The Yorkshire Three Peaks Challenge - backwards?
Q. I have completed the Yorkshire Three Peaks before and I know the convention is to go Pen y Ghent - Whernside - Ingleborough.
I plan to do them "backwards" (not walking backwards!) as I like the concept of coming straight down Pen y Ghent and back to the cafe (the stretch from Ingleborough feels like forever at the end of the day).
Any comments from people who already have, or on why the usual route is in the order it is?
A. The Yorkshire Three Peaks Challenge (Walk ny101) is an unofficial 23.5 mile circular route in The Yorkshire Dales National Park that starts and finishes at the Tourist Information Centre in Horton in Ribblesdale - which just so happens to be the Pen-y-ghent Cafe as well.
Convention seems to suggest that you tackle this walk in an anti-clockwise direction - i.e. Pen y Ghent - Whernside - Ingleborough. Doing it in the opposite direction is perfectly feasible though I would suggest that, with a tired mind and body, the long but gentle descent from Ingleborough to Horton-in-Ribblesdale is safer than the short but steep and rocky descent off Pen y ghent.
Either way it is 23.5 miles and 1586m (5202ft) of ascent
Hope this helps
A. I've walked the 3 peaks both ways round, but always prefer the anti-clockwise (conventional) route, mainly because the Ribblehead to Pen y Ghent section seems a long boggy slog on the clockwise route.
However, in this dry weather, there probably isn't much in it.
Sue Allonby, Nelson
A. I have done the three peaks each way on many occasions - its just as tiring/exhilarating whichever way you go around.
With the normal way you get the steep but short climb up Ingleborough towards the end of the walk followed by the gentle downhill stroll to Horton-in-Ribblesdale.
Doing it backwards you get a longer climb up Pen-y-ghent towards the end followed by the shorter downhill stretch to Horton-in-Ribblesdale.
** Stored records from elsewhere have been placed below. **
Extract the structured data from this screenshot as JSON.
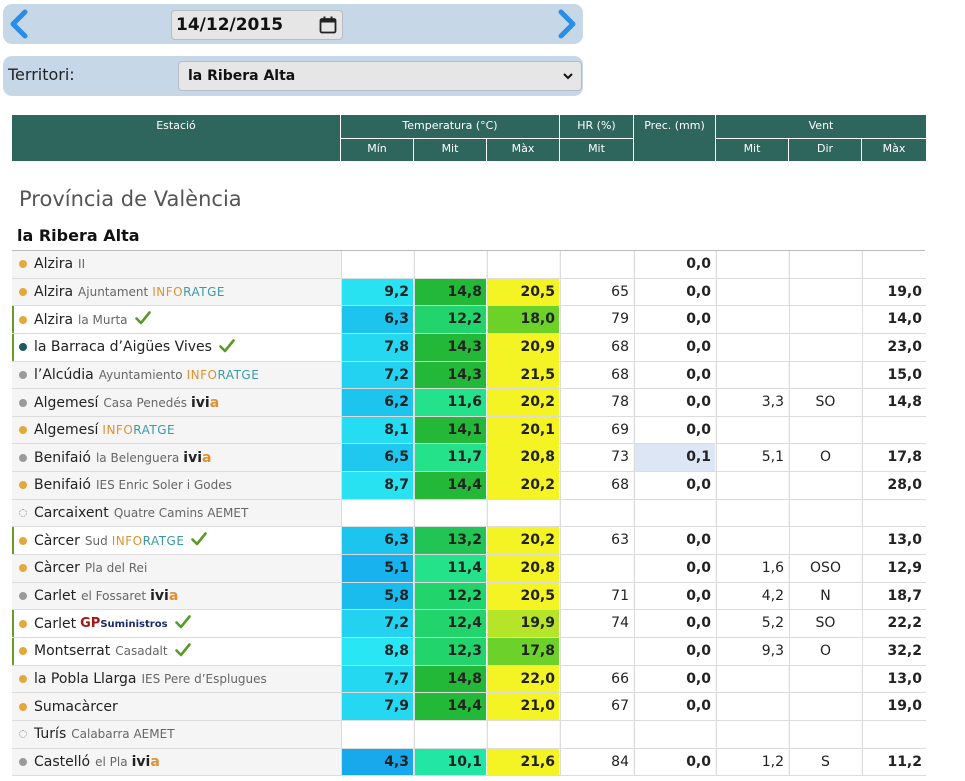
{
  "date_nav": {
    "date_value": "14/12/2015",
    "prev_icon": "chevron-left-icon",
    "next_icon": "chevron-right-icon",
    "calendar_icon": "calendar-icon"
  },
  "territori": {
    "label": "Territori:",
    "selected": "la Ribera Alta",
    "icon": "chevron-down-icon"
  },
  "table_header": {
    "estacio": "Estació",
    "temperatura": "Temperatura (°C)",
    "hr": "HR (%)",
    "prec": "Prec. (mm)",
    "vent": "Vent",
    "t_min": "Mín",
    "t_mit": "Mit",
    "t_max": "Màx",
    "hr_mit": "Mit",
    "v_mit": "Mit",
    "v_dir": "Dir",
    "v_max": "Màx"
  },
  "province_title": "Província de València",
  "comarca_title": "la Ribera Alta",
  "colors": {
    "header_bg": "#2e665d",
    "dot_orange": "#e5a83a",
    "dot_gray": "#9a9a9a",
    "dot_teal": "#1e5a5a",
    "check_green": "#5a9a28",
    "prec_highlight": "#dde6f4"
  },
  "stations": [
    {
      "name": "Alzira",
      "sub": "II",
      "brand": "",
      "check": false,
      "dot": "orange",
      "hl": false,
      "tmin": "",
      "tmit": "",
      "tmax": "",
      "hr": "",
      "prec": "0,0",
      "vmit": "",
      "vdir": "",
      "vmax": "",
      "cmin": "",
      "cmit": "",
      "cmax": "",
      "cprec": ""
    },
    {
      "name": "Alzira",
      "sub": "Ajuntament",
      "brand": "INFORATGE",
      "check": false,
      "dot": "orange",
      "hl": false,
      "tmin": "9,2",
      "tmit": "14,8",
      "tmax": "20,5",
      "hr": "65",
      "prec": "0,0",
      "vmit": "",
      "vdir": "",
      "vmax": "19,0",
      "cmin": "#28e2f2",
      "cmit": "#24b838",
      "cmax": "#f4f424",
      "cprec": ""
    },
    {
      "name": "Alzira",
      "sub": "la Murta",
      "brand": "",
      "check": true,
      "dot": "orange",
      "hl": true,
      "tmin": "6,3",
      "tmit": "12,2",
      "tmax": "18,0",
      "hr": "79",
      "prec": "0,0",
      "vmit": "",
      "vdir": "",
      "vmax": "14,0",
      "cmin": "#1cc4ee",
      "cmit": "#22d46c",
      "cmax": "#6cd22a",
      "cprec": ""
    },
    {
      "name": "la Barraca d’Aigües Vives",
      "sub": "",
      "brand": "",
      "check": true,
      "dot": "teal",
      "hl": true,
      "tmin": "7,8",
      "tmit": "14,3",
      "tmax": "20,9",
      "hr": "68",
      "prec": "0,0",
      "vmit": "",
      "vdir": "",
      "vmax": "23,0",
      "cmin": "#24d8f2",
      "cmit": "#24b838",
      "cmax": "#f4f424",
      "cprec": ""
    },
    {
      "name": "l’Alcúdia",
      "sub": "Ayuntamiento",
      "brand": "INFORATGE",
      "check": false,
      "dot": "gray",
      "hl": false,
      "tmin": "7,2",
      "tmit": "14,3",
      "tmax": "21,5",
      "hr": "68",
      "prec": "0,0",
      "vmit": "",
      "vdir": "",
      "vmax": "15,0",
      "cmin": "#22d2f0",
      "cmit": "#24b838",
      "cmax": "#f4f424",
      "cprec": ""
    },
    {
      "name": "Algemesí",
      "sub": "Casa Penedés",
      "brand": "ivia",
      "check": false,
      "dot": "gray",
      "hl": false,
      "tmin": "6,2",
      "tmit": "11,6",
      "tmax": "20,2",
      "hr": "78",
      "prec": "0,0",
      "vmit": "3,3",
      "vdir": "SO",
      "vmax": "14,8",
      "cmin": "#1cc4ee",
      "cmit": "#24e28a",
      "cmax": "#f4f424",
      "cprec": ""
    },
    {
      "name": "Algemesí",
      "sub": "",
      "brand": "INFORATGE",
      "check": false,
      "dot": "orange",
      "hl": false,
      "tmin": "8,1",
      "tmit": "14,1",
      "tmax": "20,1",
      "hr": "69",
      "prec": "0,0",
      "vmit": "",
      "vdir": "",
      "vmax": "",
      "cmin": "#26dcf2",
      "cmit": "#24b838",
      "cmax": "#f4f424",
      "cprec": ""
    },
    {
      "name": "Benifaió",
      "sub": "la Belenguera",
      "brand": "ivia",
      "check": false,
      "dot": "gray",
      "hl": false,
      "tmin": "6,5",
      "tmit": "11,7",
      "tmax": "20,8",
      "hr": "73",
      "prec": "0,1",
      "vmit": "5,1",
      "vdir": "O",
      "vmax": "17,8",
      "cmin": "#1ec8ee",
      "cmit": "#24e28a",
      "cmax": "#f4f424",
      "cprec": "#dde6f4"
    },
    {
      "name": "Benifaió",
      "sub": "IES Enric Soler i Godes",
      "brand": "",
      "check": false,
      "dot": "orange",
      "hl": false,
      "tmin": "8,7",
      "tmit": "14,4",
      "tmax": "20,2",
      "hr": "68",
      "prec": "0,0",
      "vmit": "",
      "vdir": "",
      "vmax": "28,0",
      "cmin": "#28e2f2",
      "cmit": "#24b838",
      "cmax": "#f4f424",
      "cprec": ""
    },
    {
      "name": "Carcaixent",
      "sub": "Quatre Camins AEMET",
      "brand": "",
      "check": false,
      "dot": "hollow",
      "hl": false,
      "tmin": "",
      "tmit": "",
      "tmax": "",
      "hr": "",
      "prec": "",
      "vmit": "",
      "vdir": "",
      "vmax": "",
      "cmin": "",
      "cmit": "",
      "cmax": "",
      "cprec": ""
    },
    {
      "name": "Càrcer",
      "sub": "Sud",
      "brand": "INFORATGE",
      "check": true,
      "dot": "orange",
      "hl": true,
      "tmin": "6,3",
      "tmit": "13,2",
      "tmax": "20,2",
      "hr": "63",
      "prec": "0,0",
      "vmit": "",
      "vdir": "",
      "vmax": "13,0",
      "cmin": "#1cc4ee",
      "cmit": "#22c456",
      "cmax": "#f4f424",
      "cprec": ""
    },
    {
      "name": "Càrcer",
      "sub": "Pla del Rei",
      "brand": "",
      "check": false,
      "dot": "orange",
      "hl": false,
      "tmin": "5,1",
      "tmit": "11,4",
      "tmax": "20,8",
      "hr": "",
      "prec": "0,0",
      "vmit": "1,6",
      "vdir": "OSO",
      "vmax": "12,9",
      "cmin": "#18b2ee",
      "cmit": "#24e28a",
      "cmax": "#f4f424",
      "cprec": ""
    },
    {
      "name": "Carlet",
      "sub": "el Fossaret",
      "brand": "ivia",
      "check": false,
      "dot": "gray",
      "hl": false,
      "tmin": "5,8",
      "tmit": "12,2",
      "tmax": "20,5",
      "hr": "71",
      "prec": "0,0",
      "vmit": "4,2",
      "vdir": "N",
      "vmax": "18,7",
      "cmin": "#1abcee",
      "cmit": "#22d46c",
      "cmax": "#f4f424",
      "cprec": ""
    },
    {
      "name": "Carlet",
      "sub": "",
      "brand": "GP",
      "check": true,
      "dot": "orange",
      "hl": true,
      "tmin": "7,2",
      "tmit": "12,4",
      "tmax": "19,9",
      "hr": "74",
      "prec": "0,0",
      "vmit": "5,2",
      "vdir": "SO",
      "vmax": "22,2",
      "cmin": "#22d2f0",
      "cmit": "#22d46c",
      "cmax": "#b6e428",
      "cprec": ""
    },
    {
      "name": "Montserrat",
      "sub": "Casadalt",
      "brand": "",
      "check": true,
      "dot": "orange",
      "hl": true,
      "tmin": "8,8",
      "tmit": "12,3",
      "tmax": "17,8",
      "hr": "",
      "prec": "0,0",
      "vmit": "9,3",
      "vdir": "O",
      "vmax": "32,2",
      "cmin": "#28e6f4",
      "cmit": "#22d46c",
      "cmax": "#6cd22a",
      "cprec": ""
    },
    {
      "name": "la Pobla Llarga",
      "sub": "IES Pere d’Esplugues",
      "brand": "",
      "check": false,
      "dot": "orange",
      "hl": false,
      "tmin": "7,7",
      "tmit": "14,8",
      "tmax": "22,0",
      "hr": "66",
      "prec": "0,0",
      "vmit": "",
      "vdir": "",
      "vmax": "13,0",
      "cmin": "#24d8f2",
      "cmit": "#24b838",
      "cmax": "#f4f424",
      "cprec": ""
    },
    {
      "name": "Sumacàrcer",
      "sub": "",
      "brand": "",
      "check": false,
      "dot": "orange",
      "hl": false,
      "tmin": "7,9",
      "tmit": "14,4",
      "tmax": "21,0",
      "hr": "67",
      "prec": "0,0",
      "vmit": "",
      "vdir": "",
      "vmax": "19,0",
      "cmin": "#24d8f2",
      "cmit": "#24b838",
      "cmax": "#f4f424",
      "cprec": ""
    },
    {
      "name": "Turís",
      "sub": "Calabarra AEMET",
      "brand": "",
      "check": false,
      "dot": "hollow",
      "hl": false,
      "tmin": "",
      "tmit": "",
      "tmax": "",
      "hr": "",
      "prec": "",
      "vmit": "",
      "vdir": "",
      "vmax": "",
      "cmin": "",
      "cmit": "",
      "cmax": "",
      "cprec": ""
    },
    {
      "name": "Castelló",
      "sub": "el Pla",
      "brand": "ivia",
      "check": false,
      "dot": "gray",
      "hl": false,
      "tmin": "4,3",
      "tmit": "10,1",
      "tmax": "21,6",
      "hr": "84",
      "prec": "0,0",
      "vmit": "1,2",
      "vdir": "S",
      "vmax": "11,2",
      "cmin": "#18a8ec",
      "cmit": "#22e6a4",
      "cmax": "#f4f424",
      "cprec": ""
    }
  ]
}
Only two differences are: doing it backwards means you miss the views for much of the way (minus point) but avoid the crowds (plus point) but beware .... when it is a charity walk (i.e. hundreds of folk setting off to do it the normal way) you meet them all coming up as you are going down Whernside and if you are friendly like me and feel obliged to say hello to all you pass ......... phew!
Roger Pollard, Shipley
A. I've done the Yorkshire 3 Peaks a few times - a couple of which were clockwise - or 'backwards'.
Psychologically, its just a bit too easy to miss out Pen y ghent when you're tired towards the end of a day. You can head down the Pennine Way from Birkwith, for instance.
Anti-clockwise puts Ingleborough in the way and you have to walk over it to get home. Abandoning the walk at Chapel-le-dale with cars parked at Horton takes a bit more organising and is, therefore, a more difficult decision to make.
Its all in the mind y'see. All in the mind!
Mike Knipe, Crook
A. Well, thanks for the interesting input, people, but now I can answer my own question.
Did the walk a couple of weeks ago on a glorious (if windy on the peaks) day. The walk up Ingleborough was a pleasant start and the view across towards Whernside, seeing your route across the valley and up, was pretty enough.
Roger was right about it being busy passing folk doing the 'standard route' on the way down Whernside (whilst they slogged up).
We got to Ribblehead in just under five hours and we were full of beans, but Sue was right about the long boggy slog through the moorland to Pen y ghent: it felt like forever.
Mike was also right about the possibility of missing out Pen y ghent, but psychologically we are a bloody minded lot and we went up and over, finishing it just over nine hours.
Personally I prefer the 'backward' clockwise route because of the fewer folk and the immediacy of completing the first two peaks, and next time I will be ready for the slog to Pen y ghent!
Michael Love, Morecambe
A. I've done both ways and from various locations, for me the best way is to tackle Pen Y Ghent last and I prefer to start from Ribbelhead then Whernside, Ingleborough & Pen Y Ghent. This has two advantages in that by the time you've got over half way you've only got the steep rise up Pen Y Ghent to master and the last 6-7 miles is across fairly gentle rolling hills. Secondly, you don't have to pack so much food and (especially) drink as these can be replenished at Horton. A third benefit is that if you're struggling or picked a filthy day in the weather department the train can be taken to return to Ribblehead and you've still had a halfway decent hike.